Appartements occupés à Grenoble : un accord trouvé entre la municipalité et les 54 mal-logés

Les 54 mal-logés qui avaient pris possession d'appartements vacants à Grenoble depuis plus de quatre mois vont quitter les lieux en fin de semaine. Une solution de relogement a été trouvée avec la municipalité après de longues discussions.

Une cinquantaine de personnes occupaient, depuis mi-décembre 2020, des appartements inoccupés à Grenoble pour réclamer à la ville un "logement décent".
Une cinquantaine de personnes occupaient, depuis mi-décembre 2020, des appartements inoccupés à Grenoble pour réclamer à la ville un "logement décent". © Daniel Despin / France 3 Alpes

L'association Droit au logement crie victoire. Elle accompagnait, depuis début décembre, une cinquantaine de personnes sans domicile ou mal-logés qui occupaient des appartements vacants du quartier de l'Abbaye, à Grenoble. Après 132 jours d'occupation et de nombreux rendez-vous avec la municipalité, l'association annonce mercredi 21 avril qu'un accord de relogement a été trouvé et validé en "assemblée d'occupation".

"Chacun-e des 54 occupant-e-s aura une solution d'hébergement ou de logement pérenne, et ce quelle que soit sa situation administrative", écrit le DAL 38 dans un communiqué. "Ce n'est pas une faveur ni un passe-droit, c'est simplement une mesure de justice sociale et l'application du droit", complète Raphaël Beth, militant au sein de l'association, "très satisfait de voir que la lutte a payé".

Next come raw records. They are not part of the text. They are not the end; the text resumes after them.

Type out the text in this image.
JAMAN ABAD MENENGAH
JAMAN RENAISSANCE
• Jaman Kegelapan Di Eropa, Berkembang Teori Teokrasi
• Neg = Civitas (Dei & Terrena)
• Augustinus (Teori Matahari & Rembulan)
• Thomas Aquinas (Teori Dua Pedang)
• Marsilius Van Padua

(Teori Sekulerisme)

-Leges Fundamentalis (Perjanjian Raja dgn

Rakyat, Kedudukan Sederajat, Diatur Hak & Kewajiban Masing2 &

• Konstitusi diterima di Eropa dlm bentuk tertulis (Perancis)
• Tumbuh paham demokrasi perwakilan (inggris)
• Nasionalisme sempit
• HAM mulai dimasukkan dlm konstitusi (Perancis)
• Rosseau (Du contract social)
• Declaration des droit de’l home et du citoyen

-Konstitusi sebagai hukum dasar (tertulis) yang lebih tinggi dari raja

Le conseiller municipal délégué à l'urbanisme transitoire, Yann Mongaburu, se félicite d'avoir "enfin réussi à engager le dialogue avec le DAL". "La ville prend sous sa responsabilité l'accompagnement social dont vont bénéficier ces personnes ainsi que leur hébergement transitoire. Le droit à un hébergement stable est un droit inconditionnel qui ne devrait pas souffrir d'exceptions", estime l'élu, convenant que les discussions ont duré "trop longtemps".

 

Solutions de transition

La cinquantaine d'occupants devraient évacuer les lieux en fin de semaine pour être redirigés vers des hébergements de transition avant d'intégrer des logements pérennes, comme des HLM pour certains. Parmi les occupants, des personnes expulsées, des demandeurs d'asile, des réfugiés, mais aussi des locataires vivant dans des conditions insalubres. "Il y avait beaucoup de personnes dans des situations différentes mises ensemble pour faire valoir leurs droits", résume Raphaël Beth.

Le bailleur social Actis, gestionnaire de l'immeuble occupé jusqu'en fin d'année 2020, avait coupé l'électricité, l'eau et le chauffage collectif pendant plusieurs jours. Une "abjection", s'était insurgée l'association qui réclamait des "solutions de relogement pérennes" et non une mise à l'abri des occupants en hébergement d'urgence, comme initialement proposé lors des discussions.

L'affaire avait pris une ampleur nationale, notamment avec la pétition lancée par le DAL 38 en faveur des occupants. Adressée au maire de Grenoble, Eric Piolle, elle a recueilli plus de 2 000 signatures à ce jour. La municipalité souligne aujourd'hui que la cité de l'Abbaye, en pleine réhabilitation, va être conçue en intégrant 35% de logements sociaux à destination des personnes défavorisées.